Good question. Let’s answer that question with some more questions. Run through this list and you should be able to figure out which option is best for you.

Is it safe? If it’s releasing carbon monoxide into your home and can’t be fixed, well, that’s a clincher. You will need a new one.

How old is it? If you don’t know, look for a date of manufacture on the unit. If there isn’t one, call the manufacturer with the model and serial number. You may need to turn off the heater and let it cool down before you look for this information. The average lifetime of a furnace that has been well-maintained is 20 to 25 years. However, it’s more about how well your heater is working rather than how old it is.
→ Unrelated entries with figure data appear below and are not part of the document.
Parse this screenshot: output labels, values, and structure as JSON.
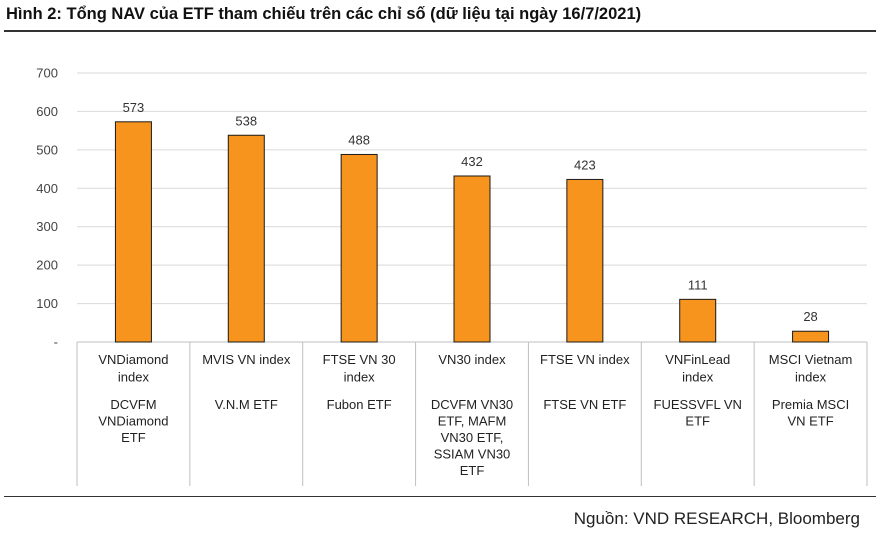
{
  "title": "Hình 2: Tổng NAV của ETF tham chiếu trên các chỉ số (dữ liệu tại ngày 16/7/2021)",
  "source": "Nguồn: VND RESEARCH, Bloomberg",
  "colors": {
    "bar": "#F7941D",
    "bar_edge": "#1a1a1a",
    "grid": "#d9d9d9"
  },
  "chart_data": {
    "type": "bar",
    "categories": [
      {
        "index": [
          "VNDiamond",
          "index"
        ],
        "etf": [
          "DCVFM",
          "VNDiamond",
          "ETF"
        ]
      },
      {
        "index": [
          "MVIS VN index"
        ],
        "etf": [
          "V.N.M ETF"
        ]
      },
      {
        "index": [
          "FTSE VN 30",
          "index"
        ],
        "etf": [
          "Fubon ETF"
        ]
      },
      {
        "index": [
          "VN30 index"
        ],
        "etf": [
          "DCVFM VN30",
          "ETF, MAFM",
          "VN30 ETF,",
          "SSIAM VN30",
          "ETF"
        ]
      },
      {
        "index": [
          "FTSE VN index"
        ],
        "etf": [
          "FTSE VN ETF"
        ]
      },
      {
        "index": [
          "VNFinLead",
          "index"
        ],
        "etf": [
          "FUESSVFL VN",
          "ETF"
        ]
      },
      {
        "index": [
          "MSCI Vietnam",
          "index"
        ],
        "etf": [
          "Premia MSCI",
          "VN ETF"
        ]
      }
    ],
    "values": [
      573,
      538,
      488,
      432,
      423,
      111,
      28
    ],
    "yticks": [
      "-",
      "100",
      "200",
      "300",
      "400",
      "500",
      "600",
      "700"
    ],
    "ylim": [
      0,
      700
    ],
    "grid": true
  }
}
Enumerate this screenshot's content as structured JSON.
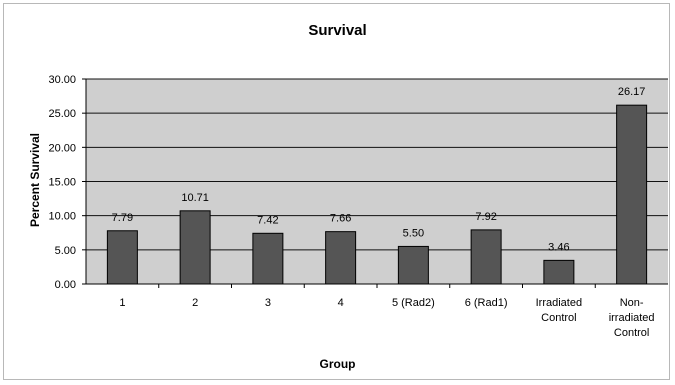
{
  "chart_data": {
    "type": "bar",
    "title": "Survival",
    "xlabel": "Group",
    "ylabel": "Percent Survival",
    "categories": [
      [
        "1"
      ],
      [
        "2"
      ],
      [
        "3"
      ],
      [
        "4"
      ],
      [
        "5 (Rad2)"
      ],
      [
        "6 (Rad1)"
      ],
      [
        "Irradiated",
        "Control"
      ],
      [
        "Non-",
        "irradiated",
        "Control"
      ]
    ],
    "values": [
      7.79,
      10.71,
      7.42,
      7.66,
      5.5,
      7.92,
      3.46,
      26.17
    ],
    "data_labels": [
      "7.79",
      "10.71",
      "7.42",
      "7.66",
      "5.50",
      "7.92",
      "3.46",
      "26.17"
    ],
    "ylim": [
      0,
      30
    ],
    "yticks": [
      "0.00",
      "5.00",
      "10.00",
      "15.00",
      "20.00",
      "25.00",
      "30.00"
    ],
    "grid": true,
    "colors": {
      "bar": "#555555",
      "plot_background": "#cfcfcf",
      "gridline": "#111111"
    }
  }
}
How efficient is it? This is called the AFUE (annual fuel utilization efficiency) and is a key factor in your final decision. The minimum AFUE requirement is 78% for electric furnaces and 80% for gas furnaces. If yours isn’t running anywhere near that, you could save money by replacing it. New models are anywhere from 80% to 95% efficient.

You might be able to lessen the workload of your old one with some low-cost fixes in your home like replacing weatherstripping, sealing off leaks in the ductwork, or adding insulation. Have a professional energy auditor check your home for all the places where you are losing energy. You can also talk to the manufacturing company of your furnace and find out if there is anything that can improve its performance, like a new part instead of a completely new unit.

Is this a repeat problem? If you have had this furnace a long time and it keeps breaking down, it may be time to just get a new one. Your repair bills are likely costing you more than a replacement would.

Which solution will save you more money in the long run? Although buying a new one may cost more now, it may save you money in the end if it is going to be more efficient than your repaired furnace. Do a little math and figure it out. Take the difference of the efficiency of your furnace and that of a new one and multiply that percentage against your energy bills for last year. This will give you an estimate of how soon you can expect to receive your investment back. Did you know that a new, more energy-efficient model can also get you a tax break of a few hundred dollars?

If the first repairman or inspector says to replace the furnace, remember to get 2 or 3 estimates before you decide. Now that you know what to look for, you also know what to ask them. Even if your old furnace has a few more years left on it, you may decide you want a new one for convenience features like a programmable thermostat.